Thanks to Wikipedia, I now know he is a retired Armor Officer (Col.) who lost his son (also an Army Officer) in Iraq in 2007. So I will temper my comments with my sincere, heartfelt condolences and thanks to him.
But I still find his comments, well, disturbing. Let me quote:
"Speaking for myself, I believe that the troops would do well to ratchet down the self-regard. And when it comes to interpreting yellow ribbons and other “thank you for your service”testimonials, they might want to exhibit a bit more skepticism.
But there’s another question on which I’d be interested in hearing from younger veterans. It’s this: The world’s best military establishment didn’t win in Iraq, and it won’t win in Afghanistan. Why is that?"
I almost can't believe I have to explain this to a man of Mr. Bacevich's personal and professional experience, but most Americans understand the value of a standing army, even if they don't agree with a particular mission, a particular commander-in-chief or a particular war. If a tip and a thank you is appropriate for the guy that serves you fish fillet at Red Lobster, the occasional parade or yellow ribbon isn't too gratuitous for the men and women volunteering to be away from their families, killing and dying, if need be, for our flag, is it?
Because both officers and enlisted serve the same flag, I hate to bring up the difference between them unless necessary, but, well, maybe it's necessary here. A full-bird Colonel's pay is a lot more than those of us wearing a few stripes. Maybe O-6's are compensated enough that they could care less about a friendly handshake, a politician's shout-out or a free beer at an airport bar. But the young troops I've led sure appreciated it.
When Mr. Bacevich tells troops to put a lid on their "self-regard," I'll be honest - it's hard for me to kick away the soapbox. I am tempted to think that this is the kind of elitist, out-of-touch attitude so many enlisted guys hate about West Point grads. Where would we be without the kids who enlist out of high school, ignore the nay-sayers and the cool kids, just for the low-paying chance to be a part of something greater than themselves? Their self-regard is well-earned. All the moreso if they get a combat patch, earn a Combat Action or Infantry Badge, a Ranger tab or, God forbid (that is a joke) decide to become an officer.
My dad used to tell me that in World War II, girls used to look down on guys that hadn't served. Young men living stateside from 1941-1945 had better have a pretty good reason for not being overseas. Not so, now. Speaking from first-hand experience, you give up a lot when you join the military. It's not a great dating scene. You can't look at your friends' Facebook posts and compare lives with them - it's a lot easier to get married, buy a house and raise your family with weekends off when you're not in the Army.

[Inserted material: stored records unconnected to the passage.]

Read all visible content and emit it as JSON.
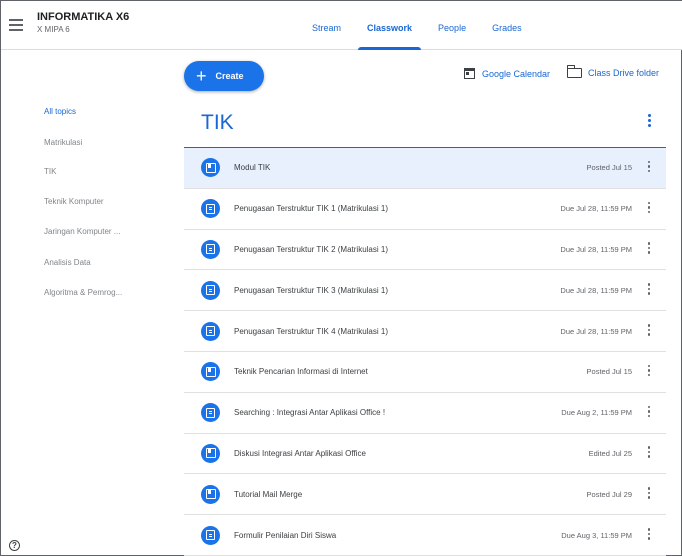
{
  "header": {
    "class_name": "INFORMATIKA X6",
    "section": "X MIPA 6",
    "tabs": [
      {
        "label": "Stream"
      },
      {
        "label": "Classwork"
      },
      {
        "label": "People"
      },
      {
        "label": "Grades"
      }
    ],
    "active_tab": "Classwork"
  },
  "toolbar": {
    "create_label": "Create",
    "create_icon": "+",
    "calendar_label": "Google Calendar",
    "drive_label": "Class Drive folder"
  },
  "sidebar": {
    "items": [
      {
        "label": "All topics",
        "active": true
      },
      {
        "label": "Matrikulasi"
      },
      {
        "label": "TIK"
      },
      {
        "label": "Teknik Komputer"
      },
      {
        "label": "Jaringan Komputer ..."
      },
      {
        "label": "Analisis Data"
      },
      {
        "label": "Algoritma & Pemrog..."
      }
    ]
  },
  "topic": {
    "title": "TIK"
  },
  "items": [
    {
      "title": "Modul TIK",
      "meta": "Posted Jul 15",
      "icon": "material-book-icon",
      "selected": true
    },
    {
      "title": "Penugasan Terstruktur TIK 1 (Matrikulasi 1)",
      "meta": "Due Jul 28, 11:59 PM",
      "icon": "assignment-icon"
    },
    {
      "title": "Penugasan Terstruktur TIK 2 (Matrikulasi 1)",
      "meta": "Due Jul 28, 11:59 PM",
      "icon": "assignment-icon"
    },
    {
      "title": "Penugasan Terstruktur TIK 3 (Matrikulasi 1)",
      "meta": "Due Jul 28, 11:59 PM",
      "icon": "assignment-icon"
    },
    {
      "title": "Penugasan Terstruktur TIK 4 (Matrikulasi 1)",
      "meta": "Due Jul 28, 11:59 PM",
      "icon": "assignment-icon"
    },
    {
      "title": "Teknik Pencarian Informasi di Internet",
      "meta": "Posted Jul 15",
      "icon": "material-book-icon"
    },
    {
      "title": "Searching : Integrasi Antar Aplikasi Office !",
      "meta": "Due Aug 2, 11:59 PM",
      "icon": "assignment-icon"
    },
    {
      "title": "Diskusi Integrasi Antar Aplikasi Office",
      "meta": "Edited Jul 25",
      "icon": "material-book-icon"
    },
    {
      "title": "Tutorial Mail Merge",
      "meta": "Posted Jul 29",
      "icon": "material-book-icon"
    },
    {
      "title": "Formulir Penilaian Diri Siswa",
      "meta": "Due Aug 3, 11:59 PM",
      "icon": "assignment-icon"
    }
  ],
  "colors": {
    "accent": "#1a73e8",
    "link": "#1967d2",
    "selected_row": "#e8f0fe"
  }
}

When I graduated from Basic Training, the first phone call I got was from my bank telling me they wanted to repo my truck (fortunately, I'd stashed it in the high desert and they couldn't find it). That's how broke I was - I was losing money being in the military. But I believed in the mission and I felt called to serve my country. When I got on the plane from Basic Training to head to Advanced Individual Training a rabbi handed me two twenty dollar bills. Was I grateful? Fuck yeah I was. I actually teared up. Does Mr. Bacevich really think that I don't have a right to puff my chest out a little farther than those that spent the last thirteen years watching Family Guy and smoking up?

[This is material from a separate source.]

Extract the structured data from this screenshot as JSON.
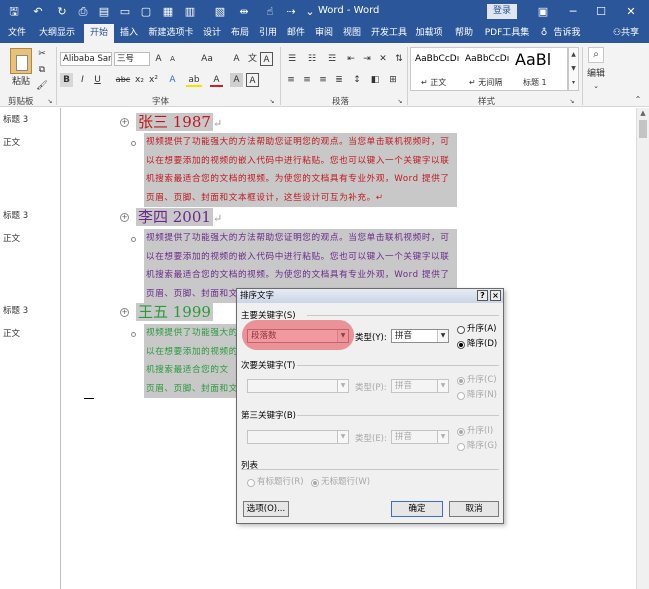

The way Mr. Bacevich ends his piece is a fine bit of nihilism. And it's bullshit. We did win in Iraq. I'm sorry, but Mr. Bacevich's son did not die in vain. That Barack Obama and Joe Biden failed to secure a status of forces agreement to ensure the peace dividends of our victory, is a travesty and a dishonor to both of them. Ditto for Afghanistan, which we should secure indefinitely.
Much like the preacher character in Zulu who uses Christianity as his lure to convice the outnumbered soldiers to abandon their post and their comrades, Mr. Bacevich is using misinformation, academic aloofness and the guise of common sense to cloak a callous frontal assault on the integrity, honor and legacy of troops he used to command. Why?
I'm not Mr. Bacevich's priest, mother or shrink, so I don't know.
I hope he does. Because if he is simply acting out of personal grief or professional anger then he has put a lot of troops in the crossfire of his intended targets. An officer should know better. A gentleman would.